В это время Яким услышал тихие слова того мужика, который рассказывал про дележку братьев:

— …принес ей Гаврила ковригу хлеба, потому Нестерко хозяйства не имеет, живет бедно, шестеро мал мала меньше на руках… Сам-то, видно, опять далеко ушел. Помогать нужно малолеткам. Ты мешок с бульбой захватил, как я сказал?

— Хватит с них и полмешка, — проскрипел владелец телеги.

— Эх ты, скареда. Ведь не пану долг отдаешь, а хорошим людям на пропитание! — укоряюще произнес владелец лошади.

— Какое у вас дело, люди добрые? — совсем рядом раздался тоненький голос Марией. — Если вам тата нужен, так он не скоро придет.

Оказалось, что спор между мужиками — владельцем телеги и владельцем лошади — шел о жеребенке. Купили мужики на ярмарке: один телегу, другой лошадь. Домой вместе возвращались. И надо' же так было случиться — ночью, когда все спали, лошадь ожеребилась.

Хозяин телеги сказал:

— Моя телега ожеребилась, и жеребенок мой,

— Где же видано, чтобы телега жеребят приносила? — сказал хозяин лошади. — Это моя лошадь ожеребилась.

Так заспорили, что чуть не подрались. Как раз дорога недалеко от Дикулич шла, вот и решили мужики завернуть, чтобы Нестерко их рассудил.

— Давайте так сделаем, — сказала Марися. — Распрягайте свою лошадь и ведите ее направо. А телегу ведите налево. Ребенок всегда к матери льнет — кто про это не знает? Вот за кем жеребенок побежит, того он и будет.

«Ловко она рассудила! — подумал Яким. — А вот как мне теперь из-за амбара выйти незаметно? Еще, не ровен час, увидят, подумают, что я подслушивал».

Жеребенок побежал за лошадью, а мужик с телегой остался стоять посреди улицы.

— Теперь сам телегу до хаты повезешь! — крикнул ему хозяин лошади, сел верхом и уехал.

«Что эти босоногие щенки придумали?» — забеспокоился Трясун, наблюдая из-за бузины за странной игрой мальчишек.

Сначала ребята мирно стояли возле телеги, которую пытался тащить жадный мужик. Но вот один из них вдруг тихонько отбежал в сторону и юркнул за сарай. За ним последовали второй, третий, четвертый.

«Куда же они все бегут? — заинтересовался Трясун.

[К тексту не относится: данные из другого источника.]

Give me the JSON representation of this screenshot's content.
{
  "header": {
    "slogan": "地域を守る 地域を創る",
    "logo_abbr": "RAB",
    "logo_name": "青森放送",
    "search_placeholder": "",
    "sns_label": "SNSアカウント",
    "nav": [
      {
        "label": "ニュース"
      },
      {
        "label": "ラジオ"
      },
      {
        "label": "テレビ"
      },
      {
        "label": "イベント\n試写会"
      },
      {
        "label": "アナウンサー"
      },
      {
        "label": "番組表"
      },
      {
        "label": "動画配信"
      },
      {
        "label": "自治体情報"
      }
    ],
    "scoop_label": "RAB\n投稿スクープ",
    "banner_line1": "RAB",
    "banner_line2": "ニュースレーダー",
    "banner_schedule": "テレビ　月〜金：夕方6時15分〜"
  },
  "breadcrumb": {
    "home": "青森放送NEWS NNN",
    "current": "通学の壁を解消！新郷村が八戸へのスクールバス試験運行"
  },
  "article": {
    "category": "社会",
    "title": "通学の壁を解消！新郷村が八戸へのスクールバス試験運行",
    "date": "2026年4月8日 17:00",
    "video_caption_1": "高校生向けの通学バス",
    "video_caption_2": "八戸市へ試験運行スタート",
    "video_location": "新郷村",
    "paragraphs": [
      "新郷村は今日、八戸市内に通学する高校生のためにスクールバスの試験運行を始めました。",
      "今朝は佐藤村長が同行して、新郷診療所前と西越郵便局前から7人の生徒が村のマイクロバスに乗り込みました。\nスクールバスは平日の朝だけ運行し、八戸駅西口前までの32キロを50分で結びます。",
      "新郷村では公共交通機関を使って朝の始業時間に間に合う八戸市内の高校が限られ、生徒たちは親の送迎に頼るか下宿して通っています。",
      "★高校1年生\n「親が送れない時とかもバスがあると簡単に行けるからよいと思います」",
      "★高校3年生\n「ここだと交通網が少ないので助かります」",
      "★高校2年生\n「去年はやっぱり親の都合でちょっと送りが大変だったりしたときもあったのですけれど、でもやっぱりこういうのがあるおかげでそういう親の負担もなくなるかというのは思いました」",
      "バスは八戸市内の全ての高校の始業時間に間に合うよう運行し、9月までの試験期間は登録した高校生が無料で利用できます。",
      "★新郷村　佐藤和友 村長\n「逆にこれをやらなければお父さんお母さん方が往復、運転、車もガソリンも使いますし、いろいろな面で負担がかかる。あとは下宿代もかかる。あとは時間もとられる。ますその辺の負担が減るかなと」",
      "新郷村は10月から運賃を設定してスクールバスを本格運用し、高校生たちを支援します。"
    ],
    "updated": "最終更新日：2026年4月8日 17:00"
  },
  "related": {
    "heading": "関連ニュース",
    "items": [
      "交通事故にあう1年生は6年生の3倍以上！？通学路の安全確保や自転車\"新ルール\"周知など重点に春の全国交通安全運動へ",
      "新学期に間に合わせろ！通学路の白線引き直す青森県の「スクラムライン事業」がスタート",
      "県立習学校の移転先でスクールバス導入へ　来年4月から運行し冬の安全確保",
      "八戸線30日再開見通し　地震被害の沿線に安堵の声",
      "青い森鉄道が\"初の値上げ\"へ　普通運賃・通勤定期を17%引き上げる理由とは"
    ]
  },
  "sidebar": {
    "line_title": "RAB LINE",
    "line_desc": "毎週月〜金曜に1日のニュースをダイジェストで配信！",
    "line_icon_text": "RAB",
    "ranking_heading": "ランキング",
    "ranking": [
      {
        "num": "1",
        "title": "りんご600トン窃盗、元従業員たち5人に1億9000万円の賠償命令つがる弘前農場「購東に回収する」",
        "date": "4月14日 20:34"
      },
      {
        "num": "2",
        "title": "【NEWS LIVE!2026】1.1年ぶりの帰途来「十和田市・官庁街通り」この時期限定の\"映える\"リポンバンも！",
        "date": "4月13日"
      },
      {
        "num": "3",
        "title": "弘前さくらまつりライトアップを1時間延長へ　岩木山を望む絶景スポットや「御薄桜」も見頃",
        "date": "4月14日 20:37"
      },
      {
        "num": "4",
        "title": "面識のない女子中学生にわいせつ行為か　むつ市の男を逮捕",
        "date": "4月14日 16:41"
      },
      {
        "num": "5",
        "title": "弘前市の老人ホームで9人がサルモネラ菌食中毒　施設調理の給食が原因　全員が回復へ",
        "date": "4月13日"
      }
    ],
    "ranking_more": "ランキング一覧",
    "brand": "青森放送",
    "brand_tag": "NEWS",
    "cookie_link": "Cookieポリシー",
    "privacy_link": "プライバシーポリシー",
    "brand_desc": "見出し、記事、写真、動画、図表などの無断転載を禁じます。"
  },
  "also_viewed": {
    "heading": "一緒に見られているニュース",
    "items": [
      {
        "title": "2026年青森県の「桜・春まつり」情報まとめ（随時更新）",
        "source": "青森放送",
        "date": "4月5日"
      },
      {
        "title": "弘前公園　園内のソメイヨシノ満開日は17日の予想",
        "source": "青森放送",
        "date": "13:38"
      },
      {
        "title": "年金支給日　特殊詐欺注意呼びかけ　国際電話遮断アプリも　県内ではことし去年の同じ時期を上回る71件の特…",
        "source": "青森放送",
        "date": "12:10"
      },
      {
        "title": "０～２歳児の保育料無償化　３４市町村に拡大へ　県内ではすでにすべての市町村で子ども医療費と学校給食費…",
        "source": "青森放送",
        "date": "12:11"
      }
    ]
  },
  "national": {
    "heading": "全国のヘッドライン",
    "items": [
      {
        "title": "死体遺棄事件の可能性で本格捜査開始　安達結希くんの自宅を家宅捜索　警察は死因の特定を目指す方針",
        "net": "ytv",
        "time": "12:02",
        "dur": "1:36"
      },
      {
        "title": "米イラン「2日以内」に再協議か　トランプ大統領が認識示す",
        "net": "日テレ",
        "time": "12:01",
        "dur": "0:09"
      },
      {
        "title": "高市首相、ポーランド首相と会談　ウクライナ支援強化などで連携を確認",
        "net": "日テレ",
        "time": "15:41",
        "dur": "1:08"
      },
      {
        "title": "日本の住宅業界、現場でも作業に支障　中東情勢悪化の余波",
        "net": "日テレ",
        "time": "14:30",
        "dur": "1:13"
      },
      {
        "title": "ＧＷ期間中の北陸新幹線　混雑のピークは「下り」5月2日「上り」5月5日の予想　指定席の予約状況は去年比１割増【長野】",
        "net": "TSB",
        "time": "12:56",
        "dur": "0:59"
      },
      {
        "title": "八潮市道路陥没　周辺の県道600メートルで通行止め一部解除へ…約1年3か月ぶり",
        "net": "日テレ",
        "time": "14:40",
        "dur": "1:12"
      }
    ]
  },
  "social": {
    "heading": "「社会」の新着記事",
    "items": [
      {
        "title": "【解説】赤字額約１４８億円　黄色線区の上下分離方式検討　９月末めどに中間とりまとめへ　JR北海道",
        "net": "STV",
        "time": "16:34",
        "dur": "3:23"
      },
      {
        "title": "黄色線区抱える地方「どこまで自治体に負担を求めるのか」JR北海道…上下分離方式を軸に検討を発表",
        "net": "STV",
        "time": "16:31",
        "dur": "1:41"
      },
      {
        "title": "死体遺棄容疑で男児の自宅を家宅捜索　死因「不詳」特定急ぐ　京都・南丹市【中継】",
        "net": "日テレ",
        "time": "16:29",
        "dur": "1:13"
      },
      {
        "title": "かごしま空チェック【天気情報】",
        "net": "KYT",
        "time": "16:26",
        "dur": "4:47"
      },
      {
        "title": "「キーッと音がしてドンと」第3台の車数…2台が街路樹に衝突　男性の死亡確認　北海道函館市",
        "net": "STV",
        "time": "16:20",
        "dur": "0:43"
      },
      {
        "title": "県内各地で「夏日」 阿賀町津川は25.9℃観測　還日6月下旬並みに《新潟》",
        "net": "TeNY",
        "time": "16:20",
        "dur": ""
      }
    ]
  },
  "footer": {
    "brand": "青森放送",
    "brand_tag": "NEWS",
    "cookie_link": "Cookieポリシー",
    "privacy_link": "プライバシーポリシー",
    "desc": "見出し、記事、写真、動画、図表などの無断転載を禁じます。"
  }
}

Он обернулся и вздрогнул: прямо на него смотрел десяток мальчишеских любопытных глаз. Ребята сидели за плетнем, и к ним, крадучись, пробирался тот мальчонка, который последним отбежал от телеги.

— Проходите, пан писарь, — раздался голос Марией. — Что же вы там стоите?

Трясун смутился было, но, как только вышел из-за амбара, важно выпятил бороденку:

— Зарабатываешь на пропитание? А знаешь, что судить да рядить — то панское право! А знаешь, что пан наш ясновельможный сделает, когда про твои сказки узнает?

— Ох и долгонько же вы стояли в бузине, пан писарь! Даже сказку слышали! — всплеснула руками Марися. — Притомились небось?

— Я тебе все припомню, — затряс бороденкой Яким. — И как меня нынче поделить хотела, и как без пана суд творила, и как…

— Хуже не будет, — сказала Марися и пошла в хату.

— Будет хуже, будет! — затопал ногами Яким. — Ждать Нестерка не станем, возьмем да все ваше племя к пану Кишковскому отвезем!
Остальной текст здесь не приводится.